James Revell Carr, Ph.D – Soundtrack & Cultural Advisor

James Revell Carr, Ph.D. is the Assistant Professor of Ethnomusicology and Director of the John Jacob Niles Center for American Music at the University of Kentucky. James is a folklorist and ethnomusicologist specializing in the music of seafaring cultures, particularly the music of nineteenth century whalers in Oceania and the West Coast of North America. In the 1990s he was the interpretive specialist at the San Francisco Maritime National Historical Park, and he has worked as an interpreter at the Mystic Seaport Museum in Connecticut and was guest curator at the Columbia River Maritime Museum in Astoria, OR. He holds degrees from Hamilton College (BA, creative writing), the University of Oregon (MA, folklore) and he earned his Ph.D. in ethnomusicology from the University of California, Santa Barbara.

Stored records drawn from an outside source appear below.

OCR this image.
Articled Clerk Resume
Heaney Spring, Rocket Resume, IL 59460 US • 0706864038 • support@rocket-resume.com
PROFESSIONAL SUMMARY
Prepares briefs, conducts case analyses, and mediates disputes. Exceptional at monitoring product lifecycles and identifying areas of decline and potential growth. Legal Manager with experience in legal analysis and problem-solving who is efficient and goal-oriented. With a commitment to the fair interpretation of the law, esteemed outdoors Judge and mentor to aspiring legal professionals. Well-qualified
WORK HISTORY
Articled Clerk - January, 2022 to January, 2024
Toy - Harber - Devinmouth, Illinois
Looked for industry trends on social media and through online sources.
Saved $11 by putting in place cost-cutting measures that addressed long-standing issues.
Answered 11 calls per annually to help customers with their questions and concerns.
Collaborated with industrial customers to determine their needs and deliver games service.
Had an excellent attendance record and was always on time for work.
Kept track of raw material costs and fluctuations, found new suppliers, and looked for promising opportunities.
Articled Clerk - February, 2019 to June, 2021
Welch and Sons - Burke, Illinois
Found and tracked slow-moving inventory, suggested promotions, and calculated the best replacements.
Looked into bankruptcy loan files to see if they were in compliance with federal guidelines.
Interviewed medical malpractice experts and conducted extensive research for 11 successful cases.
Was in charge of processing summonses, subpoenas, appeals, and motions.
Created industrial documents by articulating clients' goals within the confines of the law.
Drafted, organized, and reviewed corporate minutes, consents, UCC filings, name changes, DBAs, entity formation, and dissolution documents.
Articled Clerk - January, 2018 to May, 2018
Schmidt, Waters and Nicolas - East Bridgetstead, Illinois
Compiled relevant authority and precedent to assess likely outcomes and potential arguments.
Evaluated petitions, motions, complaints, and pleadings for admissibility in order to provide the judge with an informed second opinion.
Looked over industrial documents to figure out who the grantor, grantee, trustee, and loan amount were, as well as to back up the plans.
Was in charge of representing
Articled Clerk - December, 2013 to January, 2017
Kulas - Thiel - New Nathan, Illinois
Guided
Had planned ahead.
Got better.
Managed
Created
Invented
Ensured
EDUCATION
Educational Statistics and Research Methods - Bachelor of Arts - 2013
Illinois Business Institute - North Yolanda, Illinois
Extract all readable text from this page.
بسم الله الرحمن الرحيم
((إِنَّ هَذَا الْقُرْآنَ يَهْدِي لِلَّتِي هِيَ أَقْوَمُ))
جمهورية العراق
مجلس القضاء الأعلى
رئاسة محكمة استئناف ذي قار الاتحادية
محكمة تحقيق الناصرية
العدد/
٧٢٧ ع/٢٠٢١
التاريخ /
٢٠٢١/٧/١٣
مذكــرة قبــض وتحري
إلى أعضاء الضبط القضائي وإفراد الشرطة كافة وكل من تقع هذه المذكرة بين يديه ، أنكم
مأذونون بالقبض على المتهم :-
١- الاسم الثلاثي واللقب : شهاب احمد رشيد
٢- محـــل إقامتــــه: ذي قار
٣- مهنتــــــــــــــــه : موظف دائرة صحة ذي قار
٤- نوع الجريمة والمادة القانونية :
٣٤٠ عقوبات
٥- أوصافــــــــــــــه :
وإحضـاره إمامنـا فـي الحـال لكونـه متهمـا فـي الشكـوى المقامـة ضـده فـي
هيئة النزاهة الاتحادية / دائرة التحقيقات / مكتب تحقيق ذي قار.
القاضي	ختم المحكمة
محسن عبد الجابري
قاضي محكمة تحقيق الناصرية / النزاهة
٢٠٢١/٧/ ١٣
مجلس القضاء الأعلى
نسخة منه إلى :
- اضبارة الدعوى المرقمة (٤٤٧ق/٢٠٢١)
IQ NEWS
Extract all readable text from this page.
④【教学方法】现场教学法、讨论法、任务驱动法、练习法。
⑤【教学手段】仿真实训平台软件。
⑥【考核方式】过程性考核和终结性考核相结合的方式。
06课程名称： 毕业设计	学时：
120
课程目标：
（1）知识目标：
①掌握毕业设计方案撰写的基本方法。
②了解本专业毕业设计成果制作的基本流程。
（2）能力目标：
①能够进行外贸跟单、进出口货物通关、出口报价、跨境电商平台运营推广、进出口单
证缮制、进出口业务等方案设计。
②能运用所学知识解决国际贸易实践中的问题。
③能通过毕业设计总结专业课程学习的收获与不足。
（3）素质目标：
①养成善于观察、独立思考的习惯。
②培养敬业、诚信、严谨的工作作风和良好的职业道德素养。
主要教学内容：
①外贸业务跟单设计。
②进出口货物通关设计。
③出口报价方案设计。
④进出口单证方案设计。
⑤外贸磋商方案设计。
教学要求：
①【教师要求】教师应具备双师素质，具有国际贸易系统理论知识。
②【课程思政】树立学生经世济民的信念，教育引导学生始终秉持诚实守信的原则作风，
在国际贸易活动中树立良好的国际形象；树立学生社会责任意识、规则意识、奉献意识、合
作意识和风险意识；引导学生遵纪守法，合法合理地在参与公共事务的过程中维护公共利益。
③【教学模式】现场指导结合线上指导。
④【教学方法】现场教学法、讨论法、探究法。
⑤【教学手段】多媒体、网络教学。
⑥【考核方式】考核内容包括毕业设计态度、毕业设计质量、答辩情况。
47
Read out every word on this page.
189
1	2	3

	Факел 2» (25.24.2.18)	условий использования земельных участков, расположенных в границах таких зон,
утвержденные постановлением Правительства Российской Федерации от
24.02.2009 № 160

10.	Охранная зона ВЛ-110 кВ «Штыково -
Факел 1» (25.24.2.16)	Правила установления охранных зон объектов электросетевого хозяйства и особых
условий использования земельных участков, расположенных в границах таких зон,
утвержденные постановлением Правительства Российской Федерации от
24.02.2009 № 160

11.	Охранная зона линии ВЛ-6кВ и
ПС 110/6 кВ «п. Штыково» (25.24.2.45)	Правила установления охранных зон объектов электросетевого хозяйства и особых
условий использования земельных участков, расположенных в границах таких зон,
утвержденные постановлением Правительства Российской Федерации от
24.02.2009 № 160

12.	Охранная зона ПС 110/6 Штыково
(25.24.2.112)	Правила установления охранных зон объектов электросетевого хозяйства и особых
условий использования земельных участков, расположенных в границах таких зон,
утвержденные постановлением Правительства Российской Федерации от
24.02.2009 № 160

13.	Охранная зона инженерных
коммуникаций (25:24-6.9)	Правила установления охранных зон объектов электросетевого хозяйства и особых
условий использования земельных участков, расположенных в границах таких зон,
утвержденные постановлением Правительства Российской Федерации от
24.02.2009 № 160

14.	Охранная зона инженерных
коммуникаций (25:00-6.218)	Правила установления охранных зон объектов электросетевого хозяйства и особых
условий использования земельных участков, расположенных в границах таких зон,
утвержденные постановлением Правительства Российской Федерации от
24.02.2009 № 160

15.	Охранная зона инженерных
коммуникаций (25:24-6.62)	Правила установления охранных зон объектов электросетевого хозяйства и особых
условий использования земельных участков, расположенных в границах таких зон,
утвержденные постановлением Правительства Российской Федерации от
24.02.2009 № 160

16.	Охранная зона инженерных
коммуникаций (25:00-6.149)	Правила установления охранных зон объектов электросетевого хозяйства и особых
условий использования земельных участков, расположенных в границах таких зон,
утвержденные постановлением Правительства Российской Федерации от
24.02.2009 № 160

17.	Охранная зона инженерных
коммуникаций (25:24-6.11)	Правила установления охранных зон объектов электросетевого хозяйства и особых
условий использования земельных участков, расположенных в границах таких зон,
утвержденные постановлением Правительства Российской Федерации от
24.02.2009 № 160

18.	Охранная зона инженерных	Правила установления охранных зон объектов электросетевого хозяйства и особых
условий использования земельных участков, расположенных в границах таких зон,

His first book, Hawaiian Music in Motion: Mariners, Missionaries, and Minstrels, about the role of sailors in the development of Hawaiian popular music in the nineteenth century, was awarded the Society for Ethnomusicology’s Alan P. Merriam Prize for outstanding book in ethnomusicology for 2015. His most recent work is a chapter titled, “That evening our men danced with the Indians: Musical Trade and Cultural Commerce in Pre-industrial Polynesia.” In the forthcoming Oxford Handbook of Economic Ethnomusicology, edited by Anna Morcom.